Telah seribu hari aku meninggalkanmu. Menyia-nyiakan pengorbananan ayahandaku, keluarga besarku agar aku menyandang gelar sarjana. Tinggal mencapai finish, aku mundur.

Aku tidak berharap DO, dipaksa keluar dari tempat aku mengerti apa itu geologi, apa itu menerjemah fisika, kimia, biotan, demi kehidupan yang lebih baik. Demi idealismeku, aku adalah petani yang berpendidikan dan bisa menghirup betapa indahnya hidup berlimpah pengetahuan. Dari Pak Marhaen hingga Profesor Tan sang begawan Kimia Tanah. Dari WS Rendra hingga Dr. Cahyo sang materialisme Tanah jebolan Jerman.

Telah seribu hari aku meninggalkanmu, kampus Unej (Universitas Negeri Jember). Aku sungguh tidak ingin meninggalkan Tegalboto dengan gelar pecundang. Tahukah kamu untuk bersekolah tidak hanya niat saja. Butuh, sangat butuh tekad yang luar biasa dan dana yang cukup.

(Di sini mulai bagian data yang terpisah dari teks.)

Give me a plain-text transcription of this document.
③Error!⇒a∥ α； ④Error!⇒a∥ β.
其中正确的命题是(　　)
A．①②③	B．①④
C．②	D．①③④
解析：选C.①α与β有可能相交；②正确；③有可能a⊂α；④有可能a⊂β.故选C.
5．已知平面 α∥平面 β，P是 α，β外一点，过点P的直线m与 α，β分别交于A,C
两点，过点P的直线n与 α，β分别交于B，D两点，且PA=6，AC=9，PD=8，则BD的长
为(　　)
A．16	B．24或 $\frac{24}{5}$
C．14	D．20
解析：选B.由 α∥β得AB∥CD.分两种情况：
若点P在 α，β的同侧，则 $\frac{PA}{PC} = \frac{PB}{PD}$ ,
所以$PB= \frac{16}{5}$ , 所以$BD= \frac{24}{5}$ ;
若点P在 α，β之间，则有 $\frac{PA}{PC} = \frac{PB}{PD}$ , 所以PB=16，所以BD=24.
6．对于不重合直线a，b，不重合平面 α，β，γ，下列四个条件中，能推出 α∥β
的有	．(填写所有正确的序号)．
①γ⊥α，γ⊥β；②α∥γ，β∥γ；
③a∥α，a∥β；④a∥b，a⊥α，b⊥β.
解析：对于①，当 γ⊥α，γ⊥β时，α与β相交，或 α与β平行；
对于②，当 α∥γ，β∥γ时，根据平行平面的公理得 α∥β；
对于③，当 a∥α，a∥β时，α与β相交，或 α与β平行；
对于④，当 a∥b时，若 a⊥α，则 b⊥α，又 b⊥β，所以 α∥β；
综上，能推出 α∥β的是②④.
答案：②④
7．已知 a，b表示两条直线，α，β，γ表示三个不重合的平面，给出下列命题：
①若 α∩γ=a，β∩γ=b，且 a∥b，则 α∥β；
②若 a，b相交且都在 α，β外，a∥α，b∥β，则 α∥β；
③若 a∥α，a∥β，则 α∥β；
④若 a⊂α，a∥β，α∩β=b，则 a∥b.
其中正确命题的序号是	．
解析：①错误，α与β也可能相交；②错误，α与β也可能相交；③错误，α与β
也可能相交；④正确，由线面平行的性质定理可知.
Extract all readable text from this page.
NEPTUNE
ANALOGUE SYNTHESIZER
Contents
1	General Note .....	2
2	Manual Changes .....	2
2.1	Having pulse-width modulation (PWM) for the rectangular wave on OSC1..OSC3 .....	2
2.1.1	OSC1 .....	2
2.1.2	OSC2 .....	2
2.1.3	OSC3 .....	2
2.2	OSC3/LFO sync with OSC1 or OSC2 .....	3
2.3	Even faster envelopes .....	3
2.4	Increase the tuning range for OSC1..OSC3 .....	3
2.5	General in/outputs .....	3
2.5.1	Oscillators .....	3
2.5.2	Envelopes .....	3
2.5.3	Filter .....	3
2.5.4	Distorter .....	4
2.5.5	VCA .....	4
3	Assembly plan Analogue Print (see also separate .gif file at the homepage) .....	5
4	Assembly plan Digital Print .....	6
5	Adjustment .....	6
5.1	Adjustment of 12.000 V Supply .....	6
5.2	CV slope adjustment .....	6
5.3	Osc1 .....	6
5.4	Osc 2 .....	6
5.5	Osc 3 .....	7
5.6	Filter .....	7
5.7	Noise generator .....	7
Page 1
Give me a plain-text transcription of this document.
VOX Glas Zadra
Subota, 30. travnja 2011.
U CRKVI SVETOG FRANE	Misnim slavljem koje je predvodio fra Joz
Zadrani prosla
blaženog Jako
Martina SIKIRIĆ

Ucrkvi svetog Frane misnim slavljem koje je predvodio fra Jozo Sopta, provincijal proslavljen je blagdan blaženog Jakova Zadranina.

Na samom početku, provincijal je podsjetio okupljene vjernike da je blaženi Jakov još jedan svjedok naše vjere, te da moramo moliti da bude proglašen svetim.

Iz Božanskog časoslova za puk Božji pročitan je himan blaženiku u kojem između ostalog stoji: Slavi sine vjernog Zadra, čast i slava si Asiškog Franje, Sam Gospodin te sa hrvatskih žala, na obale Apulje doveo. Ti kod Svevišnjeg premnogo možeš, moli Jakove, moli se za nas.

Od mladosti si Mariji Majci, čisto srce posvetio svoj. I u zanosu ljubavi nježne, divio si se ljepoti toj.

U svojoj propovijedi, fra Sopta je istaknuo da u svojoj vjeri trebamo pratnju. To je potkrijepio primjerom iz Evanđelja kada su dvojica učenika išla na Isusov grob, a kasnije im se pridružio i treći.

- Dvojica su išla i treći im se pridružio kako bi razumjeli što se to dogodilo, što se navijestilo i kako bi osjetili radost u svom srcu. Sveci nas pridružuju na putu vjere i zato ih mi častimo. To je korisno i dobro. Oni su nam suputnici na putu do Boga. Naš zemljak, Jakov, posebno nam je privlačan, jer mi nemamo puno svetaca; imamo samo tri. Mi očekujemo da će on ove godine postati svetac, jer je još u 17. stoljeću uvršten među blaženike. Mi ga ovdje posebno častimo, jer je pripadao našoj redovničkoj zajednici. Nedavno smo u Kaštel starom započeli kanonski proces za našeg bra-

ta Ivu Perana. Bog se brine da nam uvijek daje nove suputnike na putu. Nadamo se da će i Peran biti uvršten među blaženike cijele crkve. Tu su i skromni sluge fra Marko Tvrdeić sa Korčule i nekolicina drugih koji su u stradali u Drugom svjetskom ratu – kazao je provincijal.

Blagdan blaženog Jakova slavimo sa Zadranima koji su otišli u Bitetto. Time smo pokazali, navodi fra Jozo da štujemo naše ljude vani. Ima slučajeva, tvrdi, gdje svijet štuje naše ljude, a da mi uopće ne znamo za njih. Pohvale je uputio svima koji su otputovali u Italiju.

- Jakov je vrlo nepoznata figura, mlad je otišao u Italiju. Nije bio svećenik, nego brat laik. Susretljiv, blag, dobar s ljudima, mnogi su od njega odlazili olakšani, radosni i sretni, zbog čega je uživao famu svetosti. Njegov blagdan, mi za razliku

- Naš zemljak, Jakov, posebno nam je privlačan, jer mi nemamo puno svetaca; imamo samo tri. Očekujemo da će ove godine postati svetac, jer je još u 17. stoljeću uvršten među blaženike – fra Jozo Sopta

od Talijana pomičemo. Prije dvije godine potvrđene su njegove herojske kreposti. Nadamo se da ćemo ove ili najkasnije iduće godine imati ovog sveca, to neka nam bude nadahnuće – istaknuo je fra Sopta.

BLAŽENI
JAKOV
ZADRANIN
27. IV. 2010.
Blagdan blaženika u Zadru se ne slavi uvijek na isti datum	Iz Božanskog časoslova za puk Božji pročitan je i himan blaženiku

Dan aku sangat marah pada diriku, hanya karena uang aku tidak bisa kembali ke Tegalboto. Kalau saja aku hidup sendirian, tidak perlu memikirkan orang lain yang sangat terpaksa kuakui dan mengakuiku sebagai anak dan kakaknya agar bisa makan, aku yakin bisa kembali ke sana. Tapi tidak bisa aku bersikap egois, karena aku yakin yang terpenting pendidikan adalah membuat manusia lebih beradab selain mempertajam akal dan kemampuan.

Telah seribu hari aku meninggalkan tegalboto. Aku ingin kuliah lagi. Sungguh ingin yakin bisa ke sana. SEMOGA.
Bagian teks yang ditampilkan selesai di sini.